"Pokój będzie wtedy, gdy zniszczymy armię rosyjską na Ukrainie i dotrzemy do granicy z 1991 roku. Tylko wtedy pokój jest możliwy" - napisał Jermak na serwisie Telegram. Ze swej strony szef MSZ Ukrainy Dmytro Kułeba powiedział w sobotę, że celem partnerów Ukrainy powinno być zwycięstwo Kijowa, a nie propozycje przedwczesnych - jak ocenił - rozmów pokojowych z Rosją. Kułeba w wystąpieniu cytowanym przez agencję Interfax-Ukraina przekonywał, że Moskwa nie dąży do procesu pokojowego.
"Potrzebne jest nam zwycięstwo, a nie remis. Jeśli pozwolimy Rosji teraz zrobić przerwę, to Putin stworzy zamrożony konflikt w centrum Europy - gigantyczną bombę z opóźnionym zapłonem" - powiedział Kułeba. Szef MSZ wypowiadał się przez łącze wideo dla uczestników Kongresu Paneuropejskiego w Wiedniu.
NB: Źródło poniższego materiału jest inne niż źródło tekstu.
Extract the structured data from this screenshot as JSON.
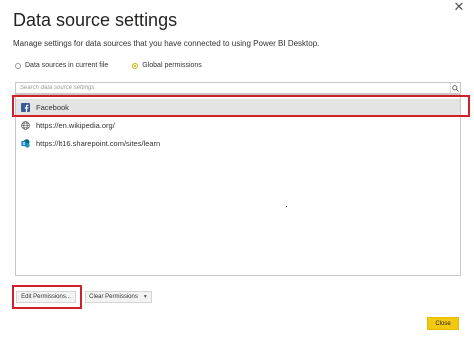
{
  "dialog": {
    "title": "Data source settings",
    "description": "Manage settings for data sources that you have connected to using Power BI Desktop.",
    "close_icon": "✕"
  },
  "scope": {
    "options": [
      {
        "label": "Data sources in current file",
        "selected": false
      },
      {
        "label": "Global permissions",
        "selected": true
      }
    ]
  },
  "search": {
    "placeholder": "Search data source settings"
  },
  "data_sources": [
    {
      "label": "Facebook",
      "icon": "facebook-icon",
      "selected": true
    },
    {
      "label": "https://en.wikipedia.org/",
      "icon": "globe-icon",
      "selected": false
    },
    {
      "label": "https://lt16.sharepoint.com/sites/learn",
      "icon": "sharepoint-icon",
      "selected": false
    }
  ],
  "buttons": {
    "edit_permissions": "Edit Permissions...",
    "clear_permissions": "Clear Permissions",
    "close": "Close"
  },
  "colors": {
    "accent": "#F2C811",
    "highlight": "#D0212B",
    "facebook": "#3B5998",
    "sharepoint": "#0F78D4"
  }
}
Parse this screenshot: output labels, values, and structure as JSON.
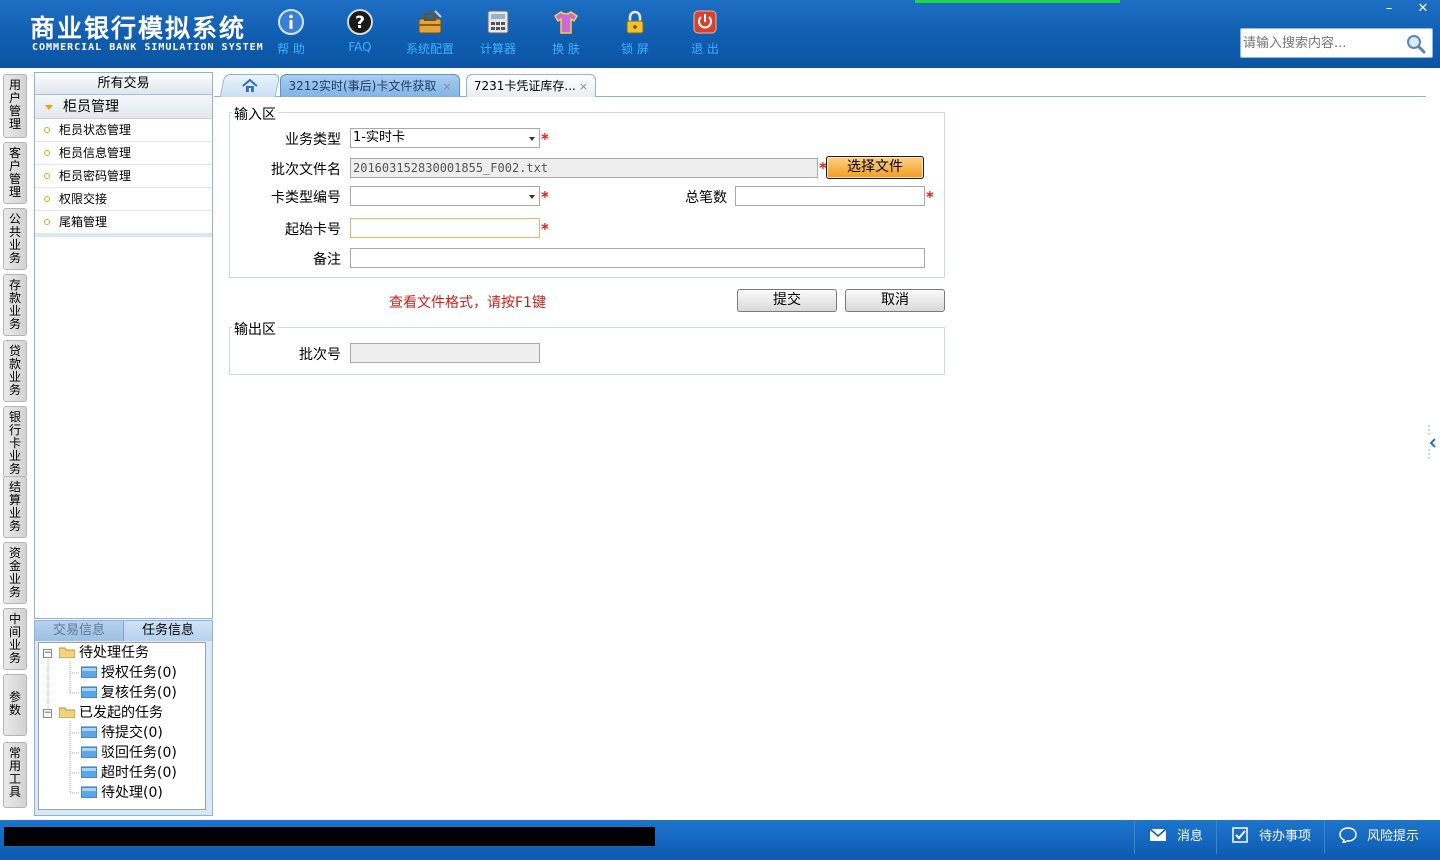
{
  "header": {
    "title_cn": "商业银行模拟系统",
    "title_en": "COMMERCIAL BANK SIMULATION SYSTEM",
    "toolbar": [
      {
        "label": "帮 助",
        "icon": "info-icon"
      },
      {
        "label": "FAQ",
        "icon": "question-icon"
      },
      {
        "label": "系统配置",
        "icon": "toolbox-icon"
      },
      {
        "label": "计算器",
        "icon": "calculator-icon"
      },
      {
        "label": "换 肤",
        "icon": "tshirt-icon"
      },
      {
        "label": "锁 屏",
        "icon": "lock-icon"
      },
      {
        "label": "退 出",
        "icon": "power-icon"
      }
    ],
    "window_controls": {
      "minimize": "–",
      "close": "✕"
    },
    "search": {
      "placeholder": "请输入搜索内容...",
      "value": ""
    }
  },
  "vertical_tabs": [
    "用户管理",
    "客户管理",
    "公共业务",
    "存款业务",
    "贷款业务",
    "银行卡业务",
    "结算业务",
    "资金业务",
    "中间业务",
    "参数",
    "常用工具"
  ],
  "nav": {
    "header": "所有交易",
    "group": "柜员管理",
    "items": [
      "柜员状态管理",
      "柜员信息管理",
      "柜员密码管理",
      "权限交接",
      "尾箱管理"
    ]
  },
  "task_panel": {
    "tabs": [
      "交易信息",
      "任务信息"
    ],
    "tree": {
      "pending": {
        "label": "待处理任务",
        "children": [
          "授权任务(0)",
          "复核任务(0)"
        ]
      },
      "initiated": {
        "label": "已发起的任务",
        "children": [
          "待提交(0)",
          "驳回任务(0)",
          "超时任务(0)",
          "待处理(0)"
        ]
      }
    }
  },
  "tabs": {
    "active": "3212实时(事后)卡文件获取",
    "second": "7231卡凭证库存...",
    "close_glyph": "×"
  },
  "form": {
    "input_legend": "输入区",
    "business_type": {
      "label": "业务类型",
      "value": "1-实时卡"
    },
    "batch_file": {
      "label": "批次文件名",
      "value": "201603152830001855_F002.txt",
      "button": "选择文件"
    },
    "card_type_code": {
      "label": "卡类型编号",
      "value": ""
    },
    "total_count": {
      "label": "总笔数",
      "value": ""
    },
    "start_card_no": {
      "label": "起始卡号",
      "value": ""
    },
    "remark": {
      "label": "备注",
      "value": ""
    },
    "required_mark": "*",
    "hint": "查看文件格式，请按F1键",
    "submit": "提交",
    "cancel": "取消",
    "output_legend": "输出区",
    "batch_no": {
      "label": "批次号",
      "value": ""
    }
  },
  "statusbar": {
    "messages": "消息",
    "todo": "待办事项",
    "risk": "风险提示"
  },
  "colors": {
    "header_blue": "#0f5cae",
    "toolbar_label": "#3fb0ff",
    "required_red": "#e02020",
    "hint_red": "#c8221c",
    "choose_file_orange": "#f39c1f"
  }
}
"Ostrzegam partnerów Ukrainy: nie proponujcie nam pójścia na kompromis z sumieniem, integralnością terytorialną czy suwerennością - dlatego, że to będzie również wasze pójście na kompromis w kwestii waszego bezpieczeństwa" - mówił Kułeba. Przekonywał, że "nie należy ulegać strachowi i szantażowi", bowiem "Rosja postrzega każdą oznakę słabości jako zachętę do dalszego terroru".
Ocenił, że dążenie do rozmów z Moskwą byłoby teraz przedwczesne, bo nie zmieniła ona tonu i nadal wypowiada się w formie ultimatum; Rosja stosuje deklaracje o gotowości do rozmów tylko jako pozór, a w rzeczywistości kontynuuje agresję.
"Wsparcie Ukrainy powinno być kontynuowane, a wszelkie osłabienie presji na Rosję w postaci sankcji jest niedopuszczalne" - mówił Kułeba. Nawoływał do dalszej pomocy Ukrainie - obronnej i finansowej. "Pomaganie Ukrainie to nie dobroczynność. Pomagając nam, partnerzy europejscy pomagają sami sobie, wnoszą wkład w bezpieczeństwo i stabilność Europy w długiej perspektywie" - powiedział szef MSZ Ukrainy.